I'm sure that's the case...but really, why does QSlider *take* so long 
to update the slider position? It's not painting in that slot (that I 
can tell), the core event loop isn't run from within that slot, no 
signals are emitted from within that slot (since I called 
blockSignals())...I'm just curious as to why setValue causes >100ms 
delay in event processing. Anyway, beating a dead horse - the point is 
made. :-) Sorry for the rambling here!

> I hope I'm wrong and QTimer is a special case but there's nothing I can 
> see in the documentation to indicate this. I would imagine the 
> architectural restriction is a particular reason why a secondary thread 
> is explicitly discussed in the QTimer detailed description text.

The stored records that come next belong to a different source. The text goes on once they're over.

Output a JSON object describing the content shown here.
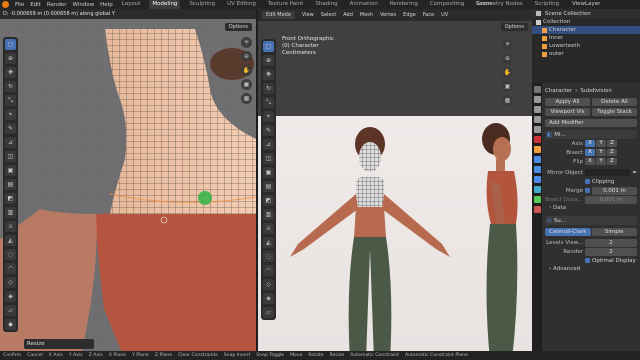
{
  "topbar": {
    "menu": [
      "File",
      "Edit",
      "Render",
      "Window",
      "Help"
    ],
    "workspaces": [
      "Layout",
      "Modeling",
      "Sculpting",
      "UV Editing",
      "Texture Paint",
      "Shading",
      "Animation",
      "Rendering",
      "Compositing",
      "Geometry Nodes",
      "Scripting"
    ],
    "active_workspace": "Modeling",
    "scene": "Scene",
    "view_layer": "ViewLayer"
  },
  "left_viewport": {
    "header": "D: -0.000658 m (0.000658 m) along global Y",
    "options": "Options",
    "resize_label": "Resize"
  },
  "right_viewport": {
    "mode": "Edit Mode",
    "menu": [
      "View",
      "Select",
      "Add",
      "Mesh",
      "Vertex",
      "Edge",
      "Face",
      "UV"
    ],
    "info": [
      "Front Orthographic",
      "(0) Character",
      "Centimeters"
    ],
    "options": "Options"
  },
  "outliner": {
    "title": "Scene Collection",
    "items": [
      "Collection",
      "Character",
      "Inner",
      "Lowerteeth",
      "outer"
    ]
  },
  "properties": {
    "object": "Character",
    "modifier_name": "Subdivision",
    "apply_all": "Apply All",
    "delete_all": "Delete All",
    "viewport_vis": "Viewport Vis",
    "toggle_stack": "Toggle Stack",
    "add_modifier": "Add Modifier",
    "mirror": {
      "short": "Mi...",
      "axis_label": "Axis",
      "bisect_label": "Bisect",
      "flip_label": "Flip",
      "axes": [
        "X",
        "Y",
        "Z"
      ],
      "mirror_object_label": "Mirror Object",
      "clipping_label": "Clipping",
      "merge_label": "Merge",
      "merge_value": "0.001 m",
      "bisect_dist_label": "Bisect Dista...",
      "bisect_dist_value": "0.001 m",
      "data_label": "Data"
    },
    "subsurf": {
      "short": "Su...",
      "catmull": "Catmull-Clark",
      "simple": "Simple",
      "levels_label": "Levels View...",
      "levels_value": "2",
      "render_label": "Render",
      "render_value": "2",
      "optimal_label": "Optimal Display",
      "advanced_label": "Advanced"
    }
  },
  "statusbar": [
    "Confirm",
    "Cancel",
    "X Axis",
    "Y Axis",
    "Z Axis",
    "X Plane",
    "Y Plane",
    "Z Plane",
    "Clear Constraints",
    "Snap Invert",
    "Snap Toggle",
    "Move",
    "Rotate",
    "Resize",
    "Automatic Constraint",
    "Automatic Constraint Plane"
  ]
}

Agreed. Unfortunately, a secondary thread still has to hit the GUI 
thread eventually to get the image on screen - and if the GUI thread is 
blocked by the slider - well, the image isn't really going to get on 
screen on time.

>> I'd love to be able to pump frames directly to the video card and bypass
>> the GUI thread all together - but I know of no way in Qt to update the
>> screen from outside the GUI thread.
> 
> No, neither do I, sorry; maybe if we're lucky the extra traffic in this 
> thread might attract others with more experience in this area. I'd be 
> interested to hear of possible solutions too as I have worried about such 
> problems in the past.

A thought just occurred to me - is it possible to "blend" two disparate 
OpenGL textures into a third GL texture using some sort of on-GPU code 
(forgive any inaccuracy, but something like pixel-shaders that run on 
the GPU?)

Combine that with some way to just dump a texture to the GPU from a 
secondary, non GUI thread, and the problem is solved. (Not paint or 
update the UI - let the GUI thread actually do the screen manipulation - 
I just want to update a texture in the GPU memory from a secondary thread.)

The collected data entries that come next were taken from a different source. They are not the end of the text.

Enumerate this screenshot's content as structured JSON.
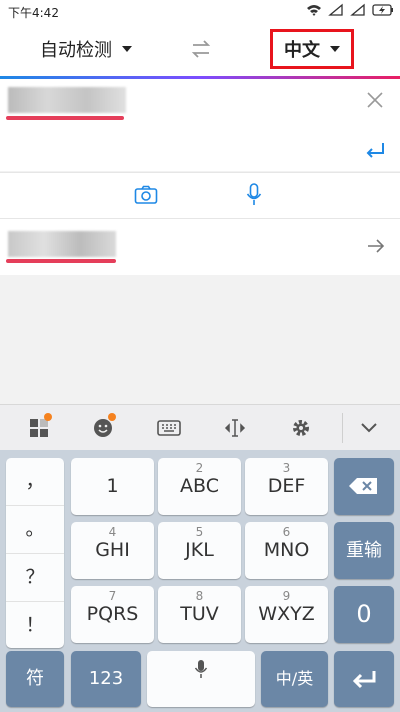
{
  "status": {
    "time": "下午4:42"
  },
  "header": {
    "source_lang": "自动检测",
    "target_lang": "中文"
  },
  "keyboard": {
    "punctuation": [
      "，",
      "。",
      "？",
      "！"
    ],
    "rows": [
      [
        {
          "num": "",
          "label": "1"
        },
        {
          "num": "2",
          "label": "ABC"
        },
        {
          "num": "3",
          "label": "DEF"
        }
      ],
      [
        {
          "num": "4",
          "label": "GHI"
        },
        {
          "num": "5",
          "label": "JKL"
        },
        {
          "num": "6",
          "label": "MNO"
        }
      ],
      [
        {
          "num": "7",
          "label": "PQRS"
        },
        {
          "num": "8",
          "label": "TUV"
        },
        {
          "num": "9",
          "label": "WXYZ"
        }
      ]
    ],
    "reenter_label": "重输",
    "zero_label": "0",
    "symbols_label": "符",
    "numbers_label": "123",
    "lang_switch_label": "中/英"
  },
  "colors": {
    "accent_blue": "#1e88e5",
    "highlight_red": "#e8141d",
    "key_dark": "#6b87a6"
  }
}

Does anyone know if it's possible to "back door" a texture onto the GPU 
from a non-GUI thread somehow?

> ...
> In that sense, even if Phonon didn't stutter during cross-fades, you 
> might find that certain Linux and older Windows distributions wouldn't 
> manage the cross fade properly in the first place. Perhaps the stutter is 
> in fact caused by the video widget attempting to deal with the opacity 
> change / composition requirements by switching over from a hardware 
> graphics plane to a slower software plane renderer internally.

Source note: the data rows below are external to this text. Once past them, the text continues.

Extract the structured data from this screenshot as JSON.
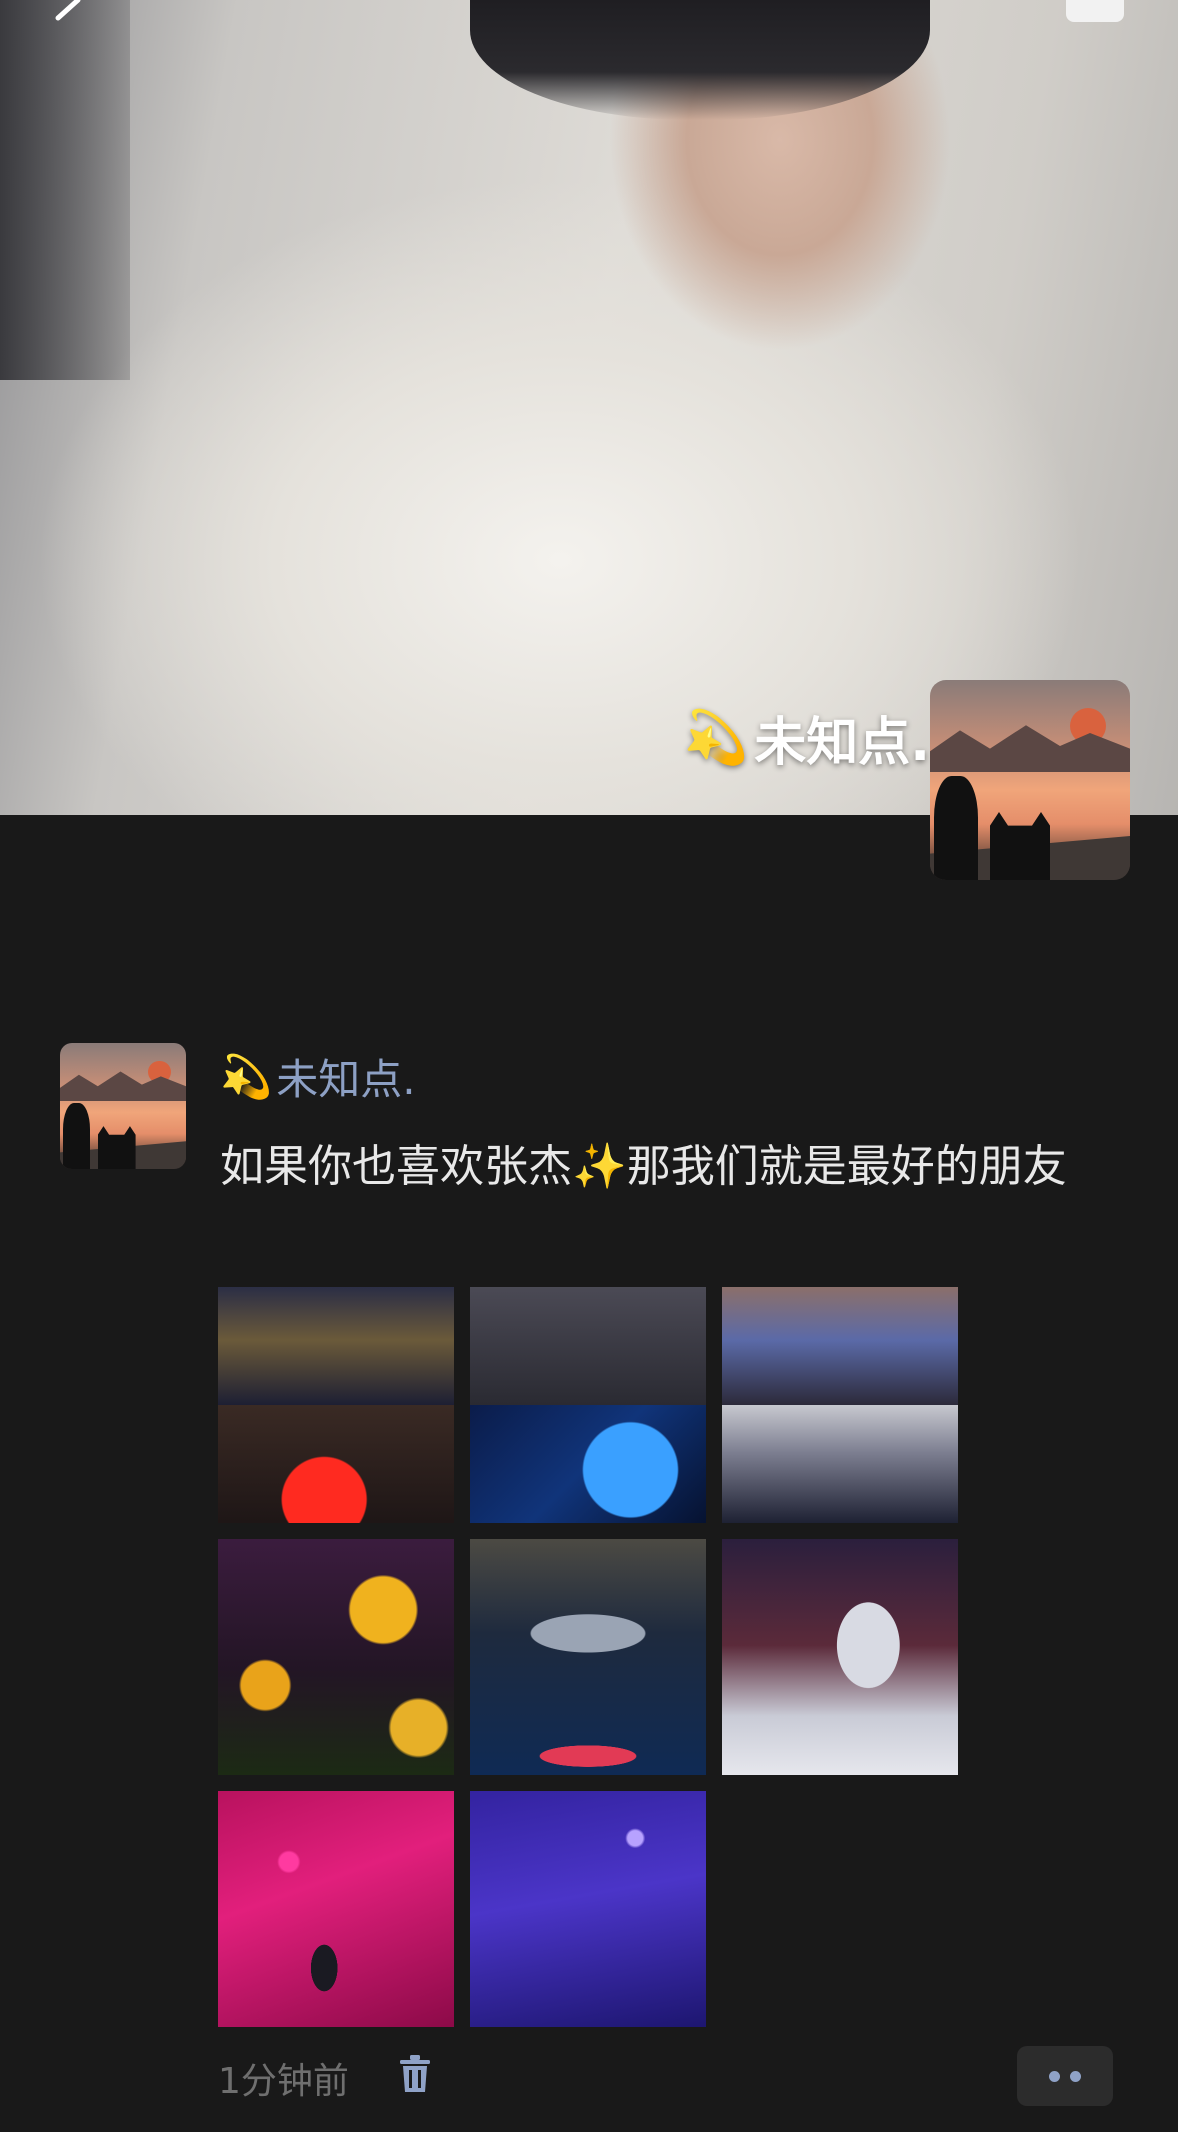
{
  "cover": {
    "name": "未知点.",
    "emoji": "💫"
  },
  "post": {
    "author": "未知点.",
    "author_emoji": "💫",
    "text_part1": "如果你也喜欢张杰",
    "text_emoji": "✨",
    "text_part2": "那我们就是最好的朋友",
    "photos": [
      {
        "label": "photo-1"
      },
      {
        "label": "photo-2"
      },
      {
        "label": "photo-3"
      },
      {
        "label": "photo-4"
      },
      {
        "label": "photo-5"
      },
      {
        "label": "photo-6"
      },
      {
        "label": "photo-7"
      },
      {
        "label": "photo-8"
      }
    ],
    "time": "1分钟前"
  },
  "icons": {
    "delete": "trash-icon",
    "more": "more-options-icon",
    "back": "back-icon",
    "camera": "camera-icon"
  },
  "colors": {
    "background": "#191919",
    "name_link": "#8da0c4",
    "body_text": "#e8e8e8",
    "timestamp": "#6f6f6f"
  }
}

Probably. More testing is needed. The "videos get pimped" Qt blog post 
hints at the fact that a software renderer is used for some operations - 
probably is used when opacity is changing as well.

> Out of interest, if you still have code you can test using Phonon rather 
> than your ffmpeg solution, what happens if you hold the video in a 
> partially cross-faded state but don't change the opacity? Does video play 
> smoothly, but only stutter each time the opacity actually changes?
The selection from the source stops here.